Vendredi, la petite rentrée s'est faite pour les nouveaux du pré-primaire, du primaire (Grade 1) et du secondaire (Grades 7 et 9). Le ministre de l'Éducation, Mahend Gungapersad, était le matin dans une école de sa circonscription à Goodlands pour accueillir les tout-petits. Il a exprimé son intention de visiter d'autres écoles - «pas par surprise, mais de manière cordiale pour ne pas perturber la bonne marche des établissements». Il avait rencontré la veille une centaine de responsables de collèges privés pour discuter des mesures mises en place pour la rentrée. Il a aussi révélé qu'une somme de Rs 150 millions, qui leur était due, a été déboursée en décembre pour leur permettre de préparer la rentrée en toute sérénité.

Par ailleurs, dans une lettre aux enseignants, le ministre, lui-même un pédagogue de carrière, les encourage à relever les défis de cette nouvelle année, en leur rappelant leur responsabilité de façonner l'avenir des jeunes générations. Il les invite ainsi à poursuivre avec passion et détermination leur rôle essentiel dans la société. En effet depuis sa prise de fonctions, il aura été au four et au moulin pour écouter tous les partenaires de l'éducation et susciter leur collaboration afin que cette rentrée 2025 soit plus apaisée que les précédentes.

Les parents se sont rués pour leur part dans les magasins et librairies pour compléter les derniers achats de la rentrée. Malgré le 14e mois, la note est restée salée pour ceux qui ont dû acheter manuels, sacs, uniformes et chaussures, entre autres. Par ailleurs, le gouvernement a augmenté l'aide financière à environ 13 000 enfants inscrits sur le Social Register of Mauritius pour soutenir leur éducation.

Deux changements drastiques

Le premier changement se situe au niveau du PSAC. L'Extended Program, tant décrié pour le taux d'échecs élevé est remplacé par le Foundation Programme in Literacy, Numeracy and Skills, conçu et avalisé avec le concours des partenaires de l'éducation et accompagné d'une formation de trois ans aux enseignants concernés.

Ce programme, destiné aux élèves recalés du PSAC - ils sont environ 3 000 - et en lien avec le milieu du travail, ne sera sanctionné par aucun examen formel, mais par un certificat démontrant les compétences acquises. À partir d'aujourd'hui, une délégation du ministère se rend à Rodrigues pour rencontrer les enseignants et les informer du nouveau programme et leur fournir une formation.

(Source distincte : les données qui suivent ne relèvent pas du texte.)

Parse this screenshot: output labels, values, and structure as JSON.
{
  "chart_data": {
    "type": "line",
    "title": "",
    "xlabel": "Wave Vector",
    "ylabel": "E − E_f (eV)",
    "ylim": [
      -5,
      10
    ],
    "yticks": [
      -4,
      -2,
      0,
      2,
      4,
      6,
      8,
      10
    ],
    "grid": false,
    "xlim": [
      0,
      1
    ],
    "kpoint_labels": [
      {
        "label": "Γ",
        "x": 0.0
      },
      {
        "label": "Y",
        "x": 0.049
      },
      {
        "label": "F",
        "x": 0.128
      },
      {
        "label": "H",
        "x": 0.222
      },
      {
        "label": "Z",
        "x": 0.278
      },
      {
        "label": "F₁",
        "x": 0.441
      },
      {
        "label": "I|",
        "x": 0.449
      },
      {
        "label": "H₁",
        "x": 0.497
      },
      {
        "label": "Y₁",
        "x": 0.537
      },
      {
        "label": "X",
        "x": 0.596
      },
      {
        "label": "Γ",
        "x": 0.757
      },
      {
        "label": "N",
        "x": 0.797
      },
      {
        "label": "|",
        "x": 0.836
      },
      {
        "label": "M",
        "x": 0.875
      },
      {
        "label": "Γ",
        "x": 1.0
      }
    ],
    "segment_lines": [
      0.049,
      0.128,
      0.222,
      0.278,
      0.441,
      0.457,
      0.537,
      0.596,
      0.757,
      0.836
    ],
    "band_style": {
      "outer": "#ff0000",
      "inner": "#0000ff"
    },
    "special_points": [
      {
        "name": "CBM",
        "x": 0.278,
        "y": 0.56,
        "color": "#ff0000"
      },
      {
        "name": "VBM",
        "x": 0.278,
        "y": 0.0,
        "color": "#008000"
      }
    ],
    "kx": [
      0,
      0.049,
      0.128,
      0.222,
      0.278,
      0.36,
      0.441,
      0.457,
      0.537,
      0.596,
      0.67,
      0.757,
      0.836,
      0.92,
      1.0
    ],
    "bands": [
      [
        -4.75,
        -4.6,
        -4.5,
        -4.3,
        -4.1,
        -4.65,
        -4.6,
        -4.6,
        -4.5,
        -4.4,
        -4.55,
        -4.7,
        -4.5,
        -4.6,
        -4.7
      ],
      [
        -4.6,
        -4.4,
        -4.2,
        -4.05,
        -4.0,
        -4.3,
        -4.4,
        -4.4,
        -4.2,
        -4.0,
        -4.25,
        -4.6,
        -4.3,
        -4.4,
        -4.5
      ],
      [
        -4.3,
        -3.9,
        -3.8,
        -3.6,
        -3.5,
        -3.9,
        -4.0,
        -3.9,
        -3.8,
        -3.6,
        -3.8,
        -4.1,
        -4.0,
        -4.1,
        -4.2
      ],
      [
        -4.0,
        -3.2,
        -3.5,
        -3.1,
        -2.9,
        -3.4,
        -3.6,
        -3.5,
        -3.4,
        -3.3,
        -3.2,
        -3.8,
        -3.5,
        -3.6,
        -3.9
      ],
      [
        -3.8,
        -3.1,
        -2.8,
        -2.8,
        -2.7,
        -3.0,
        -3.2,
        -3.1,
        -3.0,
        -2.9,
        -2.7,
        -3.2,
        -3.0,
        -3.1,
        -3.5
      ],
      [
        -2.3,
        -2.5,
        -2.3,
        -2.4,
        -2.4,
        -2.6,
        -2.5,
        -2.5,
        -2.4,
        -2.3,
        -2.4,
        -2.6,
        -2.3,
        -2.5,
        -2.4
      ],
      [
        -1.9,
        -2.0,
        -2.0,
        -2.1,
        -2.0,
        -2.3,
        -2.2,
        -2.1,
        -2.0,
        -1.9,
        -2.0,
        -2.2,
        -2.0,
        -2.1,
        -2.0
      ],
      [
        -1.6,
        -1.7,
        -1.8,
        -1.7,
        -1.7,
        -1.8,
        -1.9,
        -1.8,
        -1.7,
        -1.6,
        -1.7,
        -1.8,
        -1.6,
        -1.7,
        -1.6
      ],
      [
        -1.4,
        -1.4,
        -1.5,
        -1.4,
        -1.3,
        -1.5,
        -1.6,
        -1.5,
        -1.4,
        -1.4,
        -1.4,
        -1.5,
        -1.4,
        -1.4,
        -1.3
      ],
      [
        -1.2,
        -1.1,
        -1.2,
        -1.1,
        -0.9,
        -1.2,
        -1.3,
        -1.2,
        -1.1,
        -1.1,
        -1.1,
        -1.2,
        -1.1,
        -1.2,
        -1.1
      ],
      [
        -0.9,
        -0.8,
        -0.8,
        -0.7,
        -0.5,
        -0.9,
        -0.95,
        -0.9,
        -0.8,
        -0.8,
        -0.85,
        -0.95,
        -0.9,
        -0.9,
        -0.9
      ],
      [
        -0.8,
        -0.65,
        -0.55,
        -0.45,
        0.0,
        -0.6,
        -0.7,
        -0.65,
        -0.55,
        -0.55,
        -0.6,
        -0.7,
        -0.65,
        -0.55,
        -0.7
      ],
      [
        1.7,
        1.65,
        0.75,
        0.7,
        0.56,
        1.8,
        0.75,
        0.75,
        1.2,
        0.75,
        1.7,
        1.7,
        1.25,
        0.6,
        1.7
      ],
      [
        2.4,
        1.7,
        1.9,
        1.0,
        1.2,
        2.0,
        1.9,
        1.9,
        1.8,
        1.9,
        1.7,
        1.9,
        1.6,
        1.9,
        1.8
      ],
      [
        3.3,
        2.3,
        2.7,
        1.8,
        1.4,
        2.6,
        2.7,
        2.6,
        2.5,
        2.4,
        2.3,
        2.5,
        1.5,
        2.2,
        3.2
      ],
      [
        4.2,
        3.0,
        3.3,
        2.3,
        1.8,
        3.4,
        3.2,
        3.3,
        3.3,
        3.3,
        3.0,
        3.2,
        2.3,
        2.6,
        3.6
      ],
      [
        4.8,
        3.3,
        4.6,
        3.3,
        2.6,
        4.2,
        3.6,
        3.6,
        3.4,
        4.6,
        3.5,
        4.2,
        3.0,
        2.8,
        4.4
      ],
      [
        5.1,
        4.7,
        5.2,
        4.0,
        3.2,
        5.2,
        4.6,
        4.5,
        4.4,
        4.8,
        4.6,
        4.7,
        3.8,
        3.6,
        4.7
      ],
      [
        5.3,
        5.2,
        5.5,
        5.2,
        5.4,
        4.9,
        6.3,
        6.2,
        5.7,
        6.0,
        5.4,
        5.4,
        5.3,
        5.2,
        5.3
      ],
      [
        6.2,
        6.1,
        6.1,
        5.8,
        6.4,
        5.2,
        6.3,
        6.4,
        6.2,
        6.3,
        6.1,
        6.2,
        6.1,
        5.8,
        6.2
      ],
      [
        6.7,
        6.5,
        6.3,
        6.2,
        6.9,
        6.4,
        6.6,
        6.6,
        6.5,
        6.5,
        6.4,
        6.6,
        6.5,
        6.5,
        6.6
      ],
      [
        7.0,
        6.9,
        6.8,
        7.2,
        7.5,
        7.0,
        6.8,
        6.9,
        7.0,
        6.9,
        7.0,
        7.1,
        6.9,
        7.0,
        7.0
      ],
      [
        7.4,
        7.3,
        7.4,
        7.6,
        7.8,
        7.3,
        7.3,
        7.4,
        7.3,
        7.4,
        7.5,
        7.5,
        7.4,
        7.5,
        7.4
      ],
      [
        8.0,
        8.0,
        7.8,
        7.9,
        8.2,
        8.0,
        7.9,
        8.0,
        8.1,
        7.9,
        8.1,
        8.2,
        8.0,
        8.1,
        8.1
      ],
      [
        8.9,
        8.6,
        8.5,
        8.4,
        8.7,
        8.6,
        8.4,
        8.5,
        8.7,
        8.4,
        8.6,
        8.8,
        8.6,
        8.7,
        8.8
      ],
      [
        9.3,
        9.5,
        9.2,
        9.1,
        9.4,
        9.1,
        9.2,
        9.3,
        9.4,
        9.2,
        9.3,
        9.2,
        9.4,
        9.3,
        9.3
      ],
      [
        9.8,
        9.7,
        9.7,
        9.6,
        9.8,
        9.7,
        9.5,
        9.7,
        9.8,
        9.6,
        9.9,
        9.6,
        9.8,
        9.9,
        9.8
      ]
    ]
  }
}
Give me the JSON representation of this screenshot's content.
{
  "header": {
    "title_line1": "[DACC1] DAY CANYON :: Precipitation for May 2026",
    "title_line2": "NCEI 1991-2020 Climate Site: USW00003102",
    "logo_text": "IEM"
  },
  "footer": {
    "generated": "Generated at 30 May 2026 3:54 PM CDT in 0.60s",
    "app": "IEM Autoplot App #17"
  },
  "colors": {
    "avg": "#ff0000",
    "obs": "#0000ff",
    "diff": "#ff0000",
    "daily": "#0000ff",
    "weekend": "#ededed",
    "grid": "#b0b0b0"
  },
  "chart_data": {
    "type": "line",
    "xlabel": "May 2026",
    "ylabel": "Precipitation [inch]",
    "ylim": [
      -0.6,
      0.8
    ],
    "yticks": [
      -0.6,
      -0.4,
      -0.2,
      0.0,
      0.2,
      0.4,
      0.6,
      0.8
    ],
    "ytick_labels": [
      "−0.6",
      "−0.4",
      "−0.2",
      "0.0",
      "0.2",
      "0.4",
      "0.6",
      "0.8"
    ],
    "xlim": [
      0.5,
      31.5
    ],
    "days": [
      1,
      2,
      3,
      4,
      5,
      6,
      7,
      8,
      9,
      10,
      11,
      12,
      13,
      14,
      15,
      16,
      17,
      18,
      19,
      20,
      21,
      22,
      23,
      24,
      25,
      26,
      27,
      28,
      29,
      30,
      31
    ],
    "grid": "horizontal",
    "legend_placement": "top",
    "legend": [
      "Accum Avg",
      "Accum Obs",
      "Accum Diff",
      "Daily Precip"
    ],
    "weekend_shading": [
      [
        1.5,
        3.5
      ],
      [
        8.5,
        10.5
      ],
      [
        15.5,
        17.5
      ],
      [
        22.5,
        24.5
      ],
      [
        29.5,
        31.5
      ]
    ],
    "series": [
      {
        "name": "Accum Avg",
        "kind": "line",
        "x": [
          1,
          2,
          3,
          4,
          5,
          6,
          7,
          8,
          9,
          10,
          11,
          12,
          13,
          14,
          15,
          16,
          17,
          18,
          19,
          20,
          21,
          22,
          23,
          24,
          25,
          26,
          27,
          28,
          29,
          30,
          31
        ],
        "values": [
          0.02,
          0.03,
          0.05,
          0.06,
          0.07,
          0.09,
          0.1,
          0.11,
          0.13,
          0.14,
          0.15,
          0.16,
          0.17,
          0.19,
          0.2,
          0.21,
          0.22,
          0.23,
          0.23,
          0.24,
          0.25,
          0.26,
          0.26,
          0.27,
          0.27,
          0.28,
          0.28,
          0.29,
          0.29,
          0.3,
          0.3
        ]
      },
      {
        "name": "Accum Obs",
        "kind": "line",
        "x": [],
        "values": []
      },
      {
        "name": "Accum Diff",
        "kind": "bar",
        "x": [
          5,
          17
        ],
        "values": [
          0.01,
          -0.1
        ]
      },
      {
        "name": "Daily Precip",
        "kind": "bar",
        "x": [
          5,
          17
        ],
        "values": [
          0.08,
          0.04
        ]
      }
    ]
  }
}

Autre élément important, tout élève de Grade 6, ayant échoué, pourra redoubler cette classe alors que cela n'était pas possible auparavant et qu'il était automatiquement promu en Grade 7 Extended. Entretemps, les enseignants du primaire ont participé à une journée préparatoire, qui est aussi une nouveauté.

Par ailleurs, avec les dégâts causés par le passage du cyclone Chido à Agaléga, les classes au primaire reprennent demain alors que ceux du secondaire ne reprendront que la semaine prochaine.

Dans un autre ordre d'idées, les élèves ayant réussi au School Certificate (Grade 11) - les résultats sont attendus jeudi - et qui ont obtenu au moins trois crédits pourront désormais être admis en Grade 12 pour préparer le Higher School Certificate, alors qu'on leur exigeait d'avoir cinq crédits jusqu'à présent. Les critères ont déjà été élaborés et devraient être communiqués incessamment.

Le ministre souligne, pour ceux qui aurait des réserves sur cette décision, que cela ne veut pas dire que le niveau baissera, mais il veut offrir une seconde chance aux jeunes en difficulté scolaire tout en maintenant les exigences académiques pour les élèves plus performants. Cela s'inscrit dans sa vision globale, qui vise à renforcer l'inclusivité du système éducatif et à assurer que chaque enfant mauricien ait toutes les chances de réussir sa vie.

Manuels scolaires : pas de gros chamboulement !

L'apprentissage dans les écoles secondaires a été grandement perturbé l'année dernière par le gros retard noté dans la distribution des manuels scolaires aux élèves. Certains au deuxième trimestre n'avaient toujours pas de manuels et la ministre sortante n'avait donné aucune raison pour ce retard accumulé. Il semble que ce ne sera pas le cas cette année. Selon le président de l'United Deputy Rectors and Rectors Union, Harrish Reedoy (photo), la situation se dessine beaucoup mieux à ce sujet. «Pour les élèves de Grade 7, la plupart des manuels scolaires ont déjà été distribués, le jour de l'admission. Il y a eu un retard pour les manuels de sciences mais il semblerait que ceux-ci seront disponibles d'ici la première semaine de la rentrée.»

∎ Harrish Reedoy

Pour les Grades 8 et 9, indique Harrish Reedoy, la grande majorité des manuels scolaires est déjà prête et sera distribuée aux élèves concernés. De son côté, le ministre de l'Education déclare qu'il y aura probablement une pénurie de manuels dans certaines matières, mais que ce ne sera plus comme c'était le cas les années précédentes. «Je ne comprends pas la raison de cette pénurie mais je vais aussi rencontrer dans quelque temps tous ceux qui m'ont sollicité, tel que l'association des librairies...»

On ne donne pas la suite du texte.